Nos Estados Unidos, as discussões tornaram-se ainda mais acaloradas - e, agora, com a própria "speaker" da Câmara dos Representantes, Nancy Pelosi, dizendo que o país precisa adotar metas de redução e contribuir para que as emissões no mundo caiam 50% até a metade do século. Já há projetos nesse rumo em tramitação. Os republicanos, em sua maioria, não aceitam, por entenderem que, se houver metas nos Estados Unidos, as empresas e os empregos migrarão para países onde não haja reduções obrigatórias de emissões. De qualquer forma, o Estado da Califórnia entrou na Justiça pedindo indenização de muitos bilhões de dólares dos fabricantes de veículos, pelos danos causados por suas emissões.

A China, o segundo maior emissor, admite que não conseguiu reduzir suas emissões em 2% no ano passado, como pretendia. E está difícil chegar à redução (voluntária) de 10% até 2010, com o país implantando uma usina movida a carvão mineral a cada cinco dias. O Brasil, quarto maior emissor, limitou-se a dizer que conseguiu reduzir o desmatamento na Amazônia em 52% em três anos e que está implantado programas de produção de biodiesel. Muito pouco, quando se lembra que o último número sobre esse desmatamento foi de 13,1 mil quilômetros quadrados em um ano, quase a mesma taxa de 1994, ano em que se baseia o inventário de emissões brasileiras. E já há 13 anos esse desmatamento, juntamente com queimadas e mudanças no uso do solo, respondia por três quartos das emissões nacionais (total de 1,02 bilhão de toneladas anuais de CO2; 13,17 milhões de toneladas de metano - que tem um efeito 23 vezes mais nocivo que o do CO2, embora permaneça menos tempo na atmosfera; e 550 mil toneladas anuais de óxido nitroso, um terço das quais pela agricultura).

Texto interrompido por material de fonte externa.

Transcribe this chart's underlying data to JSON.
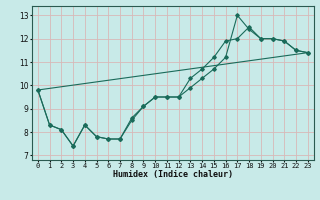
{
  "title": "",
  "xlabel": "Humidex (Indice chaleur)",
  "xlim": [
    -0.5,
    23.5
  ],
  "ylim": [
    6.8,
    13.4
  ],
  "yticks": [
    7,
    8,
    9,
    10,
    11,
    12,
    13
  ],
  "xticks": [
    0,
    1,
    2,
    3,
    4,
    5,
    6,
    7,
    8,
    9,
    10,
    11,
    12,
    13,
    14,
    15,
    16,
    17,
    18,
    19,
    20,
    21,
    22,
    23
  ],
  "bg_color": "#c8eae8",
  "grid_color": "#d8b8b8",
  "line_color": "#1a6b5a",
  "line1_x": [
    0,
    1,
    2,
    3,
    4,
    5,
    6,
    7,
    8,
    9,
    10,
    11,
    12,
    13,
    14,
    15,
    16,
    17,
    18,
    19,
    20,
    21,
    22,
    23
  ],
  "line1_y": [
    9.8,
    8.3,
    8.1,
    7.4,
    8.3,
    7.8,
    7.7,
    7.7,
    8.5,
    9.1,
    9.5,
    9.5,
    9.5,
    9.9,
    10.3,
    10.7,
    11.2,
    13.0,
    12.4,
    12.0,
    12.0,
    11.9,
    11.5,
    11.4
  ],
  "line2_x": [
    0,
    1,
    2,
    3,
    4,
    5,
    6,
    7,
    8,
    9,
    10,
    11,
    12,
    13,
    14,
    15,
    16,
    17,
    18,
    19,
    20,
    21,
    22,
    23
  ],
  "line2_y": [
    9.8,
    8.3,
    8.1,
    7.4,
    8.3,
    7.8,
    7.7,
    7.7,
    8.6,
    9.1,
    9.5,
    9.5,
    9.5,
    10.3,
    10.7,
    11.2,
    11.9,
    12.0,
    12.5,
    12.0,
    12.0,
    11.9,
    11.5,
    11.4
  ],
  "line3_x": [
    0,
    23
  ],
  "line3_y": [
    9.8,
    11.4
  ],
  "xlabel_fontsize": 6,
  "tick_fontsize": 5,
  "ylabel_fontsize": 6
}
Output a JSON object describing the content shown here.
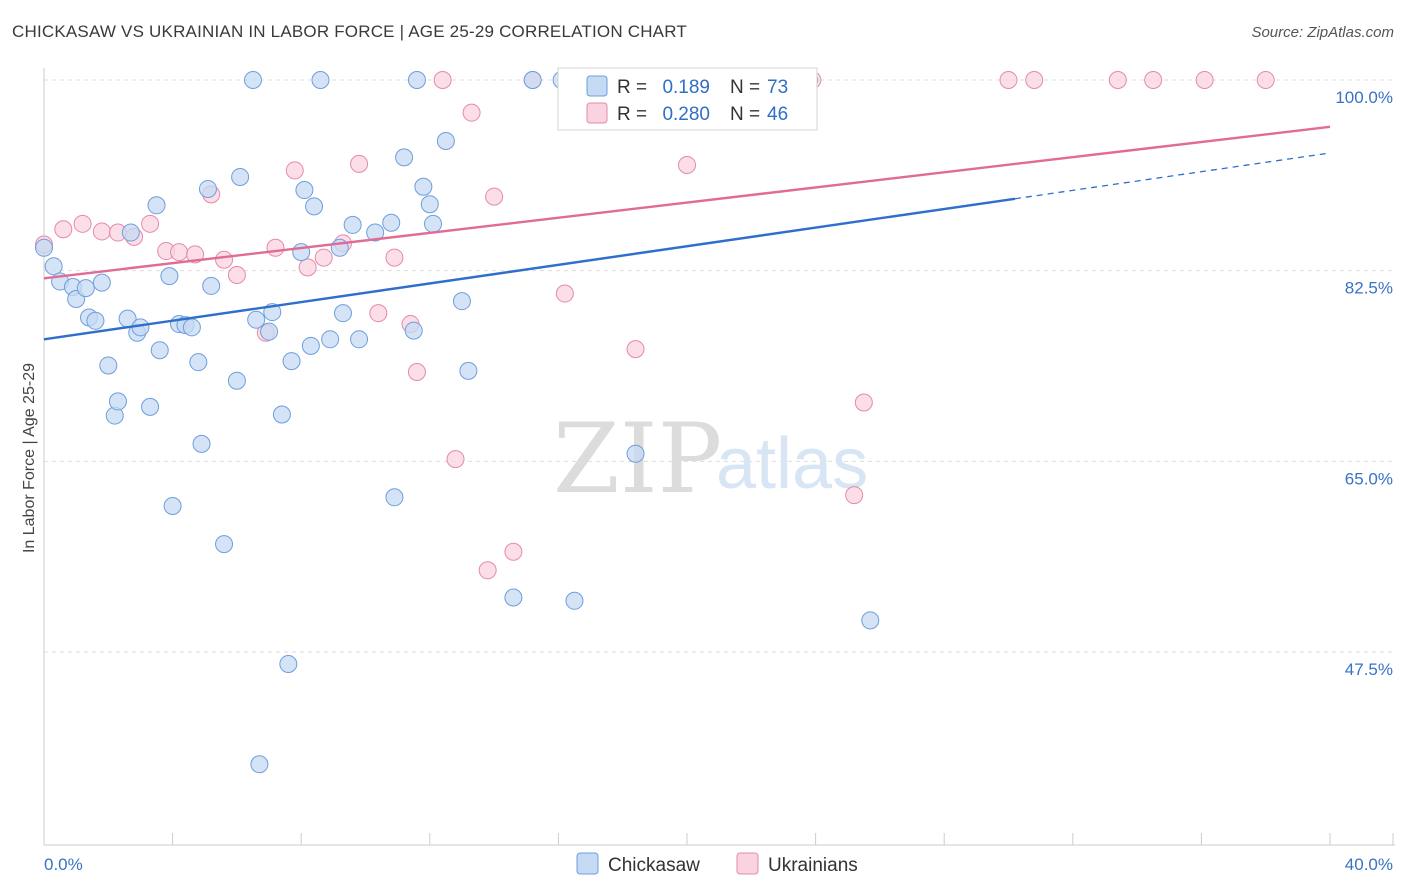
{
  "header": {
    "title": "CHICKASAW VS UKRAINIAN IN LABOR FORCE | AGE 25-29 CORRELATION CHART",
    "source": "Source: ZipAtlas.com"
  },
  "watermark": {
    "zip": "ZIP",
    "atlas": "atlas"
  },
  "legend": {
    "r_label": "R =",
    "n_label": "N =",
    "rows": [
      {
        "r": "0.189",
        "n": "73",
        "color": "#a9c8ee"
      },
      {
        "r": "0.280",
        "n": "46",
        "color": "#f6b8cb"
      }
    ]
  },
  "bottom_legend": [
    {
      "label": "Chickasaw",
      "color": "#a9c8ee"
    },
    {
      "label": "Ukrainians",
      "color": "#f6b8cb"
    }
  ],
  "colors": {
    "blue_point_fill": "#c6daf3",
    "blue_point_stroke": "#6d9fdc",
    "blue_line": "#2f6fcc",
    "pink_point_fill": "#f9d3df",
    "pink_point_stroke": "#e58aa9",
    "pink_line": "#e06b96",
    "grid": "#dddddd",
    "tick_text": "#3a72c4"
  },
  "chart_data": {
    "type": "scatter",
    "title": "CHICKASAW VS UKRAINIAN IN LABOR FORCE | AGE 25-29 CORRELATION CHART",
    "xlabel": "",
    "ylabel": "In Labor Force | Age 25-29",
    "xlim": [
      0,
      40
    ],
    "ylim": [
      31,
      102
    ],
    "x_tick_labels": [
      "0.0%",
      "40.0%"
    ],
    "y_ticks": [
      47.5,
      65.0,
      82.5,
      100.0
    ],
    "y_tick_labels": [
      "47.5%",
      "65.0%",
      "82.5%",
      "100.0%"
    ],
    "grid": true,
    "legend_position": "top-center",
    "series": [
      {
        "name": "Chickasaw",
        "r": 0.189,
        "n": 73,
        "trend": {
          "x": [
            0,
            30.2
          ],
          "y": [
            76.2,
            89.1
          ]
        },
        "trend_dashed": {
          "x": [
            30.2,
            40
          ],
          "y": [
            89.1,
            93.3
          ]
        },
        "points": [
          [
            0.0,
            84.6
          ],
          [
            0.3,
            82.9
          ],
          [
            0.5,
            81.5
          ],
          [
            0.9,
            81.0
          ],
          [
            1.0,
            79.9
          ],
          [
            1.3,
            80.9
          ],
          [
            1.4,
            78.2
          ],
          [
            1.6,
            77.9
          ],
          [
            1.8,
            81.4
          ],
          [
            2.0,
            73.8
          ],
          [
            2.2,
            69.2
          ],
          [
            2.3,
            70.5
          ],
          [
            2.6,
            78.1
          ],
          [
            2.7,
            86.0
          ],
          [
            2.9,
            76.8
          ],
          [
            3.0,
            77.3
          ],
          [
            3.3,
            70.0
          ],
          [
            3.5,
            88.5
          ],
          [
            3.6,
            75.2
          ],
          [
            3.9,
            82.0
          ],
          [
            4.0,
            60.9
          ],
          [
            4.2,
            77.6
          ],
          [
            4.4,
            77.5
          ],
          [
            4.6,
            77.3
          ],
          [
            4.8,
            74.1
          ],
          [
            4.9,
            66.6
          ],
          [
            5.1,
            90.0
          ],
          [
            5.2,
            81.1
          ],
          [
            5.6,
            57.4
          ],
          [
            6.0,
            72.4
          ],
          [
            6.1,
            91.1
          ],
          [
            6.5,
            100.0
          ],
          [
            6.6,
            78.0
          ],
          [
            6.7,
            37.2
          ],
          [
            7.0,
            76.9
          ],
          [
            7.1,
            78.7
          ],
          [
            7.4,
            69.3
          ],
          [
            7.6,
            46.4
          ],
          [
            7.7,
            74.2
          ],
          [
            8.0,
            84.2
          ],
          [
            8.1,
            89.9
          ],
          [
            8.3,
            75.6
          ],
          [
            8.4,
            88.4
          ],
          [
            8.6,
            100.0
          ],
          [
            8.9,
            76.2
          ],
          [
            9.2,
            84.6
          ],
          [
            9.3,
            78.6
          ],
          [
            9.6,
            86.7
          ],
          [
            9.8,
            76.2
          ],
          [
            10.3,
            86.0
          ],
          [
            10.8,
            86.9
          ],
          [
            10.9,
            61.7
          ],
          [
            11.2,
            92.9
          ],
          [
            11.5,
            77.0
          ],
          [
            11.6,
            100.0
          ],
          [
            11.8,
            90.2
          ],
          [
            12.0,
            88.6
          ],
          [
            12.1,
            86.8
          ],
          [
            12.5,
            94.4
          ],
          [
            13.0,
            79.7
          ],
          [
            13.2,
            73.3
          ],
          [
            14.6,
            52.5
          ],
          [
            15.2,
            100.0
          ],
          [
            16.1,
            100.0
          ],
          [
            16.5,
            52.2
          ],
          [
            16.8,
            100.0
          ],
          [
            18.0,
            100.0
          ],
          [
            18.4,
            65.7
          ],
          [
            21.0,
            100.0
          ],
          [
            21.5,
            100.0
          ],
          [
            23.0,
            100.0
          ],
          [
            23.8,
            100.0
          ],
          [
            25.7,
            50.4
          ]
        ]
      },
      {
        "name": "Ukrainians",
        "r": 0.28,
        "n": 46,
        "trend": {
          "x": [
            0,
            40
          ],
          "y": [
            81.8,
            95.7
          ]
        },
        "points": [
          [
            0.0,
            84.9
          ],
          [
            0.6,
            86.3
          ],
          [
            1.2,
            86.8
          ],
          [
            1.8,
            86.1
          ],
          [
            2.3,
            86.0
          ],
          [
            2.8,
            85.6
          ],
          [
            3.3,
            86.8
          ],
          [
            3.8,
            84.3
          ],
          [
            4.2,
            84.2
          ],
          [
            4.7,
            84.0
          ],
          [
            5.2,
            89.5
          ],
          [
            5.6,
            83.5
          ],
          [
            6.0,
            82.1
          ],
          [
            6.9,
            76.8
          ],
          [
            7.2,
            84.6
          ],
          [
            7.8,
            91.7
          ],
          [
            8.2,
            82.8
          ],
          [
            8.7,
            83.7
          ],
          [
            9.3,
            85.0
          ],
          [
            9.8,
            92.3
          ],
          [
            10.4,
            78.6
          ],
          [
            10.9,
            83.7
          ],
          [
            11.4,
            77.6
          ],
          [
            11.6,
            73.2
          ],
          [
            12.4,
            100.0
          ],
          [
            12.8,
            65.2
          ],
          [
            13.3,
            97.0
          ],
          [
            13.8,
            55.0
          ],
          [
            14.0,
            89.3
          ],
          [
            14.6,
            56.7
          ],
          [
            15.2,
            100.0
          ],
          [
            16.2,
            80.4
          ],
          [
            17.0,
            100.0
          ],
          [
            18.0,
            100.0
          ],
          [
            18.4,
            75.3
          ],
          [
            20.0,
            92.2
          ],
          [
            23.2,
            100.0
          ],
          [
            23.9,
            100.0
          ],
          [
            25.2,
            61.9
          ],
          [
            25.5,
            70.4
          ],
          [
            30.0,
            100.0
          ],
          [
            30.8,
            100.0
          ],
          [
            33.4,
            100.0
          ],
          [
            34.5,
            100.0
          ],
          [
            36.1,
            100.0
          ],
          [
            38.0,
            100.0
          ]
        ]
      }
    ]
  }
}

Não se pode ignorar também que o tema tem escassa importância na administração federal - tanto que as verbas orçamentárias para o setor em 2003 foram de apenas R$ 9,8 milhões e se gastaram só R$ 664 mil; no ano seguinte, dos R$ 15,4 milhões à disposição do Ministério de Ciência e Tecnologia, apenas R$ 5,4 milhões foram empenhados; em 2006, o tema nem sequer figurou no orçamento (Estado, 11/2). Isso quando os cenários já divulgados pelo Instituto Nacional de Pesquisas Espaciais prevêem um aumento de 6 a 8 graus Celsius na temperatura da Amazônia, 3 a 4 graus no Centro-Oeste, redução de 20% nos recursos hídricos do Nordeste e outros graves problemas.

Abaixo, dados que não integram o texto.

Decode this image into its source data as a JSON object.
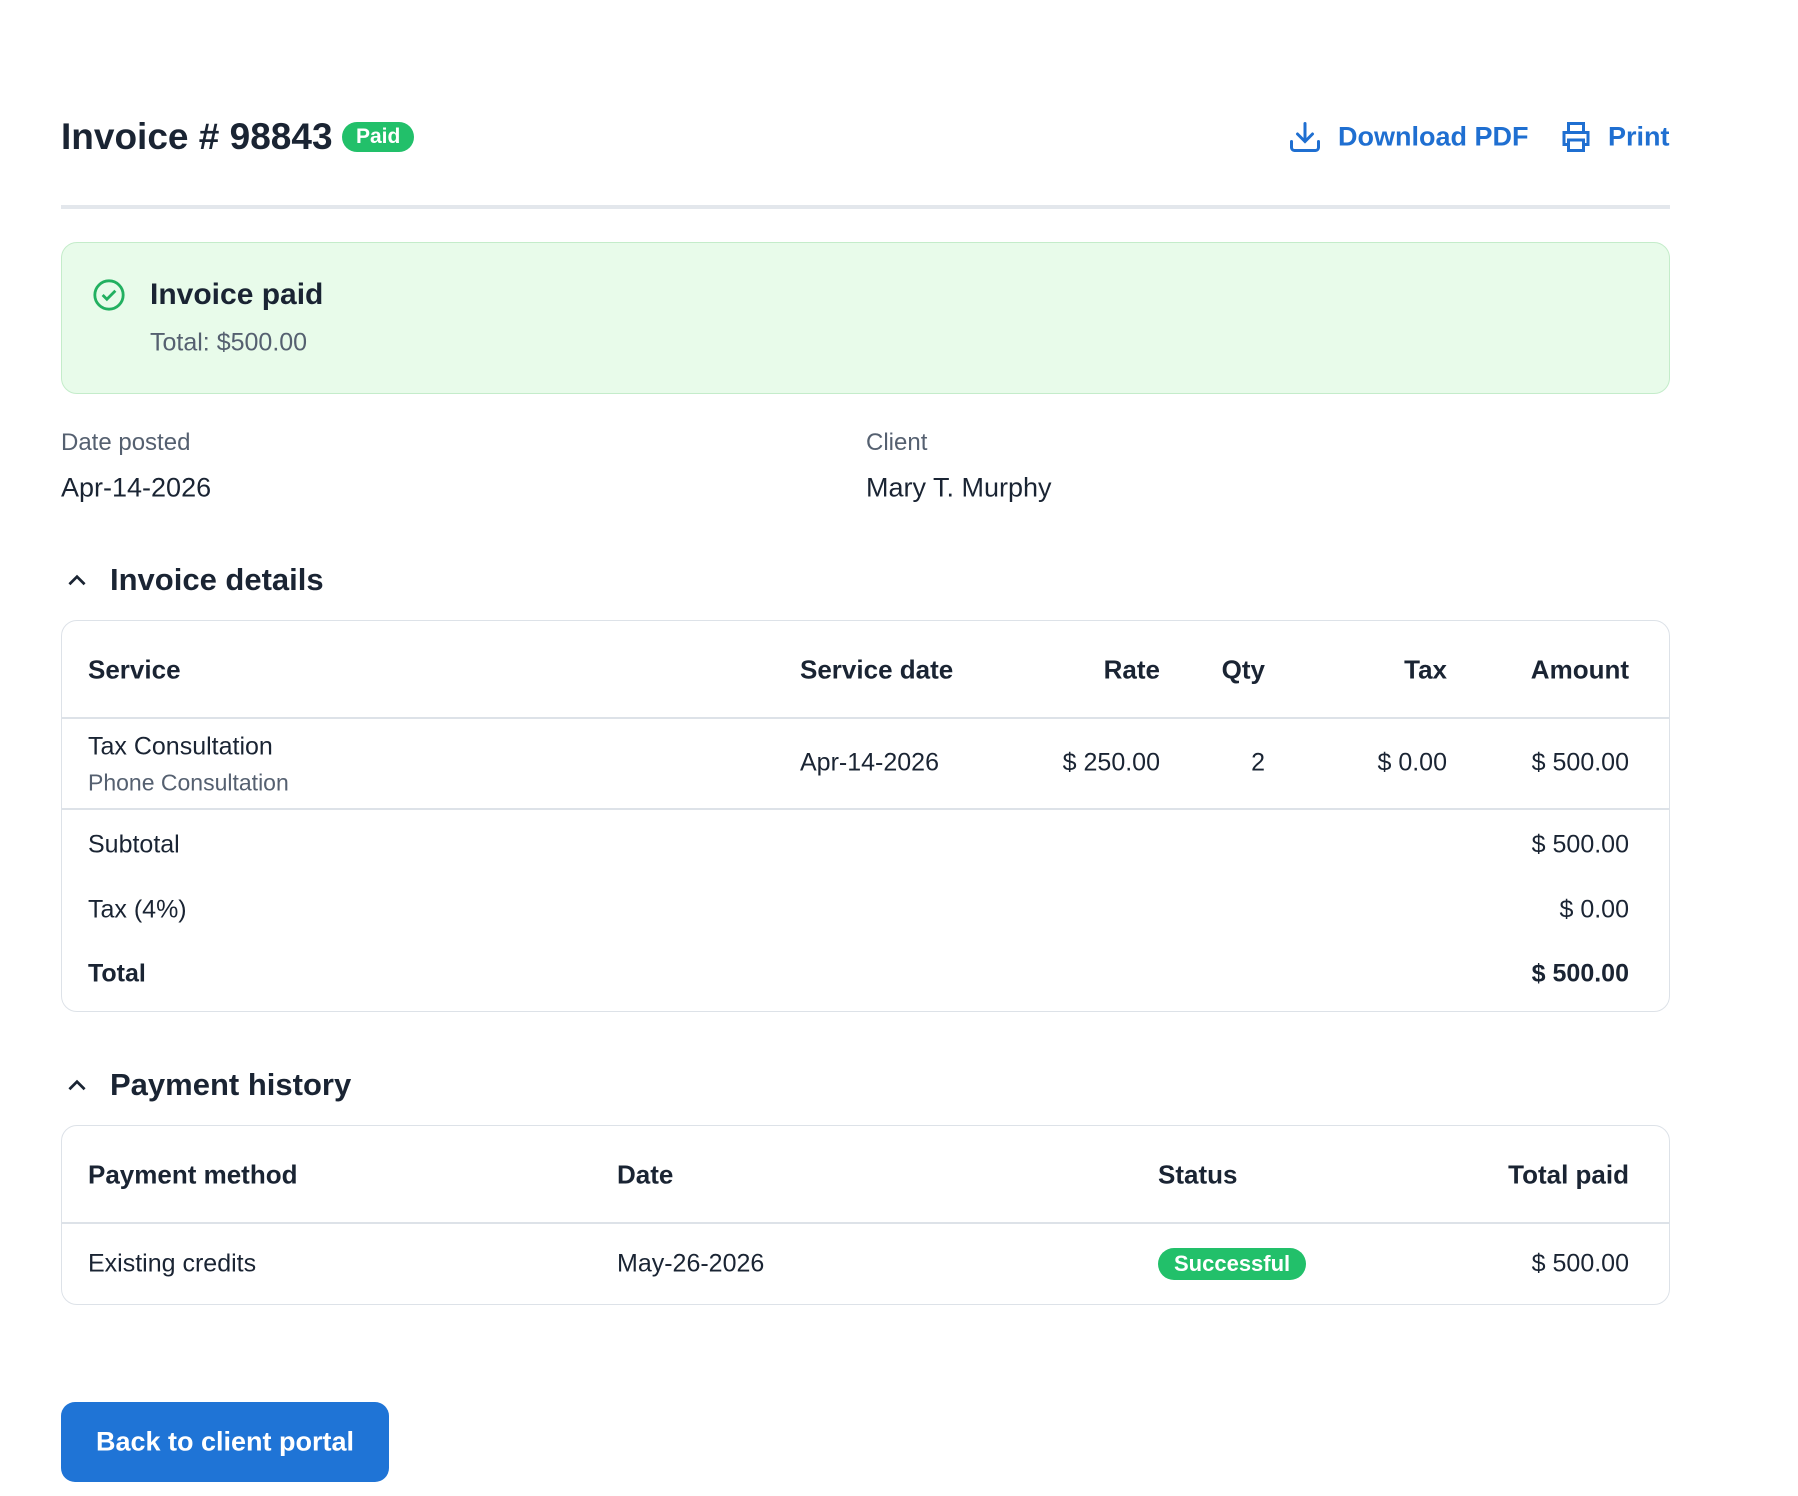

É preciso avançar muito mais. Fazer cumprir a legislação na Amazônia. Levar à prática o programa de controle das emissões por veículos, empacado há mais de uma década porque Estados e prefeituras disputam quem ficará com a arrecadação das taxas de inspeção. Impedir que programas de produção do biodiesel a partir da soja levem a mais desmatamento na Amazônia (onde continua à espera de resposta do governo federal a proposta da Sociedade Brasileira para o Progresso da Ciência de desmatamento zero e implantação de forte programa de investimento em ciência para conhecimento e utilização da biodiversidade). E será preciso investir muito mais em programas de outras energias alternativas, como a solar, a eólica e a das marés.

Também não se pode mais fugir a uma discussão ampla sobre a matriz energética brasileira, que defina as reais necessidades do País, desatreladas de programas de megaobras para expansão da oferta de energia a custos inaceitáveis (como têm também as desnecessárias termoelétricas e a perigosa energia nuclear). E dialogar com a sociedade sobre a disposição de aceitar ou não compromisso de redução de emissões, proporcional à contribuição do Brasil para a concentração de gases que já estão na atmosfera.